Tuesday, April 27, 2021

Superheros

Environmental & Science Education
STEM
Archeology
Art and Environment 
Nature of Science
Edward Hessler

The universe is made of stories, not atoms.--Muriel Rukeyser

In the beginning of their abstract to an astounding paper published (full paper behind a firewall) in Nature (11 December 2019), Maxime Aubert (Griffith University) and 13 other authors of various professional affiliations write, "Humans seem to have an adaptive predisposition for inventing, telling and consuming stories. Prehistoric cave art provides the most direct insight that we have into the earliest storytelling, in the form of narrative compositions or ‘scenes that feature clear figurative depictions of sets of figures in spatial proximity to each other, and from which one can infer actions taking place among the figures."

The authors close the abstract by telling us that in this research they "describe an elaborate rock art panel from the limestone cave of Leang Bulu’ Sipong 4 (Sulawesi, Indonesia) that portrays several figures that appear to represent therianthropes hunting wild pigs and dwarf bovids.... This hunting scene is—to our knowledge—currently the oldest (~44000 years old) pictorial record of storytelling and the earliest figurative artwork in the world."

Ewen Calloway wrote an accompanying essay about the significance of this paper and historical antecedents in Europe for the same issue of Nature. Under references, you can link to the complete abstract, learn more about the authors and make use of the Sections panel to the right to view more of the paper. It is where I found the link to the hunting scene above.

The New Yorker has a lovely, please-don't-miss-it-essay, on this remarkable painting--it is about storytelling--by their versatile staff writer Adam Gopnik in the January 6, 2020 issue ("Good Old Days" in the print issue). A few excerpts. 

--"The first storytelling picture!" is "a tale of the hunter and the hunted, of small and easily mocked pursuers trying to bring down a scary...beast."

--There are eight hunters and they are "the earliest known examples of mythical depiction, which runs forward to Egyptian wall paintings and, for that matter to modern animation.

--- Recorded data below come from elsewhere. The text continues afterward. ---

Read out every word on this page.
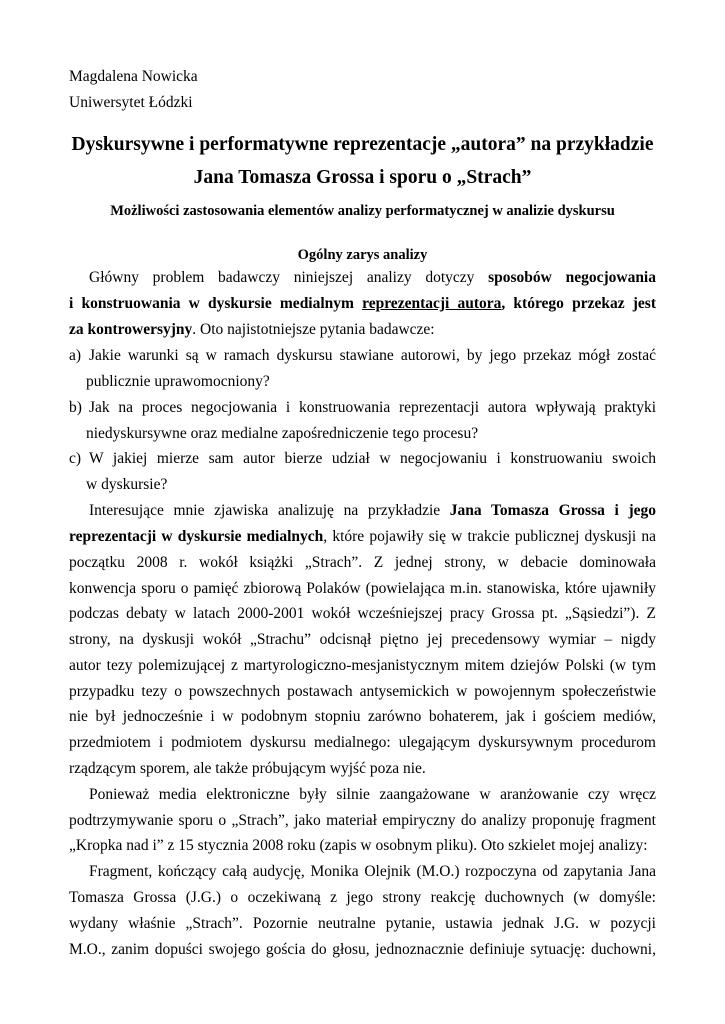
Magdalena Nowicka
Uniwersytet Łódzki
Dyskursywne i performatywne reprezentacje „autora” na przykładzie
Jana Tomasza Grossa i sporu o „Strach”
Możliwości zastosowania elementów analizy performatycznej w analizie dyskursu
Ogólny zarys analizy
Główny problem badawczy niniejszej analizy dotyczy sposobów negocjowania
i konstruowania w dyskursie medialnym reprezentacji autora, którego przekaz jest
za kontrowersyjny. Oto najistotniejsze pytania badawcze:
a) Jakie warunki są w ramach dyskursu stawiane autorowi, by jego przekaz mógł zostać
publicznie uprawomocniony?
b) Jak na proces negocjowania i konstruowania reprezentacji autora wpływają praktyki
niedyskursywne oraz medialne zapośredniczenie tego procesu?
c) W jakiej mierze sam autor bierze udział w negocjowaniu i konstruowaniu swoich
w dyskursie?
Interesujące mnie zjawiska analizuję na przykładzie Jana Tomasza Grossa i jego
reprezentacji w dyskursie medialnych, które pojawiły się w trakcie publicznej dyskusji na
początku 2008 r. wokół książki „Strach”. Z jednej strony, w debacie dominowała
konwencja sporu o pamięć zbiorową Polaków (powielająca m.in. stanowiska, które ujawniły
podczas debaty w latach 2000-2001 wokół wcześniejszej pracy Grossa pt. „Sąsiedzi”). Z
strony, na dyskusji wokół „Strachu” odcisnął piętno jej precedensowy wymiar – nigdy
autor tezy polemizującej z martyrologiczno-mesjanistycznym mitem dziejów Polski (w tym
przypadku tezy o powszechnych postawach antysemickich w powojennym społeczeństwie
nie był jednocześnie i w podobnym stopniu zarówno bohaterem, jak i gościem mediów,
przedmiotem i podmiotem dyskursu medialnego: ulegającym dyskursywnym procedurom
rządzącym sporem, ale także próbującym wyjść poza nie.
Ponieważ media elektroniczne były silnie zaangażowane w aranżowanie czy wręcz
podtrzymywanie sporu o „Strach”, jako materiał empiryczny do analizy proponuję fragment
„Kropka nad i” z 15 stycznia 2008 roku (zapis w osobnym pliku). Oto szkielet mojej analizy:
Fragment, kończący całą audycję, Monika Olejnik (M.O.) rozpoczyna od zapytania Jana
Tomasza Grossa (J.G.) o oczekiwaną z jego strony reakcję duchownych (w domyśle:
wydany właśnie „Strach”. Pozornie neutralne pytanie, ustawia jednak J.G. w pozycji
M.O., zanim dopuści swojego gościa do głosu, jednoznacznie definiuje sytuację: duchowni,
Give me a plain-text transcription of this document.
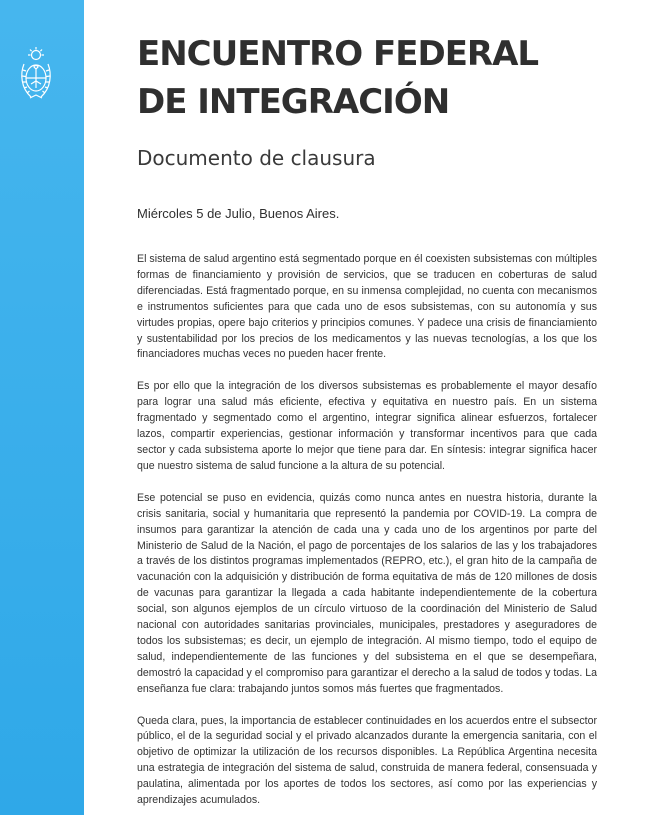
ENCUENTRO FEDERAL
DE INTEGRACIÓN
Documento de clausura

Miércoles 5 de Julio, Buenos Aires.

El sistema de salud argentino está segmentado porque en él coexisten subsistemas con múltiples formas de financiamiento y provisión de servicios, que se traducen en coberturas de salud diferenciadas. Está fragmentado porque, en su inmensa complejidad, no cuenta con mecanismos e instrumentos suficientes para que cada uno de esos subsistemas, con su autonomía y sus virtudes propias, opere bajo criterios y principios comunes. Y padece una crisis de financiamiento y sustentabilidad por los precios de los medicamentos y las nuevas tecnologías, a los que los financiadores muchas veces no pueden hacer frente.

Es por ello que la integración de los diversos subsistemas es probablemente el mayor desafío para lograr una salud más eficiente, efectiva y equitativa en nuestro país. En un sistema fragmentado y segmentado como el argentino, integrar significa alinear esfuerzos, fortalecer lazos, compartir experiencias, gestionar información y transformar incentivos para que cada sector y cada subsistema aporte lo mejor que tiene para dar. En síntesis: integrar significa hacer que nuestro sistema de salud funcione a la altura de su potencial.

Ese potencial se puso en evidencia, quizás como nunca antes en nuestra historia, durante la crisis sanitaria, social y humanitaria que representó la pandemia por COVID-19. La compra de insumos para garantizar la atención de cada una y cada uno de los argentinos por parte del Ministerio de Salud de la Nación, el pago de porcentajes de los salarios de las y los trabajadores a través de los distintos programas implementados (REPRO, etc.), el gran hito de la campaña de vacunación con la adquisición y distribución de forma equitativa de más de 120 millones de dosis de vacunas para garantizar la llegada a cada habitante independientemente de la cobertura social, son algunos ejemplos de un círculo virtuoso de la coordinación del Ministerio de Salud nacional con autoridades sanitarias provinciales, municipales, prestadores y aseguradores de todos los subsistemas; es decir, un ejemplo de integración. Al mismo tiempo, todo el equipo de salud, independientemente de las funciones y del subsistema en el que se desempeñara, demostró la capacidad y el compromiso para garantizar el derecho a la salud de todos y todas. La enseñanza fue clara: trabajando juntos somos más fuertes que fragmentados.

Queda clara, pues, la importancia de establecer continuidades en los acuerdos entre el subsector público, el de la seguridad social y el privado alcanzados durante la emergencia sanitaria, con el objetivo de optimizar la utilización de los recursos disponibles. La República Argentina necesita una estrategia de integración del sistema de salud, construida de manera federal, consensuada y paulatina, alimentada por los aportes de todos los sectores, así como por las experiencias y aprendizajes acumulados.
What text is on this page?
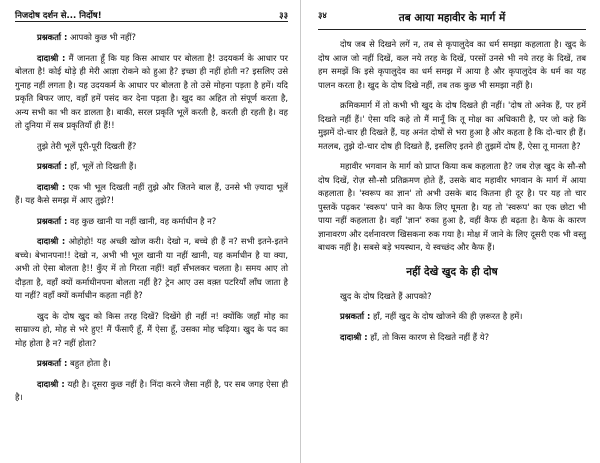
निजदोष दर्शन से... निर्दोष!	३३

प्रश्नकर्ता : आपको कुछ भी नहीं?

दादाश्री : मैं जानता हूँ कि यह किस आधार पर बोलता है! उदयकर्म के आधार पर बोलता है! कोई थोड़े ही मेरी आज्ञा रोकने को हुआ है? इच्छा ही नहीं होती न? इसलिए उसे गुनाह नहीं लगता है। यह उदयकर्म के आधार पर बोलता है तो उसे मोहना पड़ता है हमें। यदि प्रकृति बिफर जाए, वहाँ हमें पसंद कर देना पड़ता है। खुद का अहित तो संपूर्ण करता है, अन्य सभी का भी कर डालता है। बाकी, सरल प्रकृति भूलें करती है, करती ही रहती है। वह तो दुनिया में सब प्रकृतियाँ ही हैं!!

तुझे तेरी भूलें पूरी-पूरी दिखती हैं?

प्रश्नकर्ता : हाँ, भूलें तो दिखती हैं।

दादाश्री : एक भी भूल दिखती नहीं तुझे और जितने बाल हैं, उनसे भी ज़्यादा भूलें हैं। यह कैसे समझ में आए तुझे?!

प्रश्नकर्ता : वह कुछ खानी या नहीं खानी, वह कर्माधीन है न?

दादाश्री : ओहोहो! यह अच्छी खोज करी। देखो न, बच्चे ही हैं न? सभी इतने-इतने बच्चे। बेभानपना!! देखो न, अभी भी भूल खानी या नहीं खानी, यह कर्माधीन है या क्या, अभी तो ऐसा बोलता है!! कुँए में तो गिरता नहीं! वहाँ सँभलकर चलता है। समय आए तो दौड़ता है, वहाँ क्यों कर्माधीनपना बोलता नहीं है? ट्रेन आए उस वक़्त पटरियाँ लाँघ जाता है या नहीं? वहाँ क्यों कर्माधीन कहता नहीं है?

खुद के दोष खुद को किस तरह दिखें? दिखेंगे ही नहीं न! क्योंकि जहाँ मोह का साम्राज्य हो, मोह से भरे हुए! मैं फँसाएँ हूँ, मैं ऐसा हूँ, उसका मोह चढ़िया। खुद के पद का मोह होता है न? नहीं होता?

प्रश्नकर्ता : बहुत होता है।

दादाश्री : यही है। दूसरा कुछ नहीं है। निंदा करने जैसा नहीं है, पर सब जगह ऐसा ही है।

३४	तब आया महावीर के मार्ग में

दोष जब से दिखने लगें न, तब से कृपालुदेव का धर्म समझा कहलाता है। खुद के दोष आज जो नहीं दिखें, कल नये तरह के दिखें, परसों उनसे भी नये तरह के दिखें, तब हम समझें कि इसे कृपालुदेव का धर्म समझ में आया है और कृपालुदेव के धर्म का यह पालन करता है। खुद के दोष दिखे नहीं, तब तक कुछ भी समझा नहीं है।

क्रमिकमार्ग में तो कभी भी खुद के दोष दिखते ही नहीं। 'दोष तो अनेक हैं, पर हमें दिखते नहीं हैं।' ऐसा यदि कहे तो मैं मानूँ कि तू मोक्ष का अधिकारी है, पर जो कहे कि मुझमें दो-चार ही दिखते हैं, यह अनंत दोषों से भरा हुआ है और कहता है कि दो-चार ही हैं। मतलब, तुझे दो-चार दोष ही दिखते हैं, इसलिए इतने ही तुझमें दोष हैं, ऐसा तू मानता है?

महावीर भगवान के मार्ग को प्राप्त किया कब कहलाता है? जब रोज़ खुद के सौ-सौ दोष दिखें, रोज़ सौ-सौ प्रतिक्रमण होते हैं, उसके बाद महावीर भगवान के मार्ग में आया कहलाता है। 'स्वरूप का ज्ञान' तो अभी उसके बाद कितना ही दूर है। पर यह तो चार पुस्तकें पढ़कर 'स्वरूप' पाने का कैफ लिए घूमता है। यह तो 'स्वरूप' का एक छोटा भी पाया नहीं कहलाता है। वहाँ 'ज्ञान' रुका हुआ है, वहीं कैफ ही बढ़ता है। कैफ के कारण ज्ञानावरण और दर्शनावरण खिसकना रुक गया है। मोक्ष में जाने के लिए दूसरी एक भी वस्तु बाधक नहीं है। सबसे बड़े भयस्थान, ये स्वच्छंद और कैफ हैं।

नहीं देखे खुद के ही दोष

खुद के दोष दिखते हैं आपको?

प्रश्नकर्ता : हाँ, नहीं खुद के दोष खोजने की ही ज़रूरत है हमें।

दादाश्री : हाँ, तो किस कारण से दिखते नहीं हैं ये?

Theriantropes reflect the practice of giving to humans, the powers of animals, a shamanistic rite that seems tied to the origins of religion...."

--There are good reasons to believe that the paintings were made by women and Gopnik discusses the evidence. "Early man may have thrown spears, but early women made the pictures telling how."

--And I love this comment on the nature of science. "Significant scientific discoveries do two things at once: advance the narrow field of fact and extend the imaginative field of wonder."

--Gopnik references a debate between Martin Scorsese, Francis Ford Coppola and their contemporaries at Marvel Cinematic Universe. Scorcese/Coppola argued that the people at Marvel degrade "cinema by pulling it away from the real world of ambiguity and the 'complexity' of people." They encapsulate their displeasure by referring to the Marvel work as "despicable." Gopnik calls attention to the old pictures and that they "seem to belong, whether we want it or not, more to the Marvel universe. ... A human with the strength of a bull! Another with the cunning of a crocodile!"

--Gopnik closes with this idea, "People, then and now, tell tales about the brave things they are about to do, or just did, or are thinking of doing, or thought they might do...if they were not the people they are but had the superpowers we all wish we had."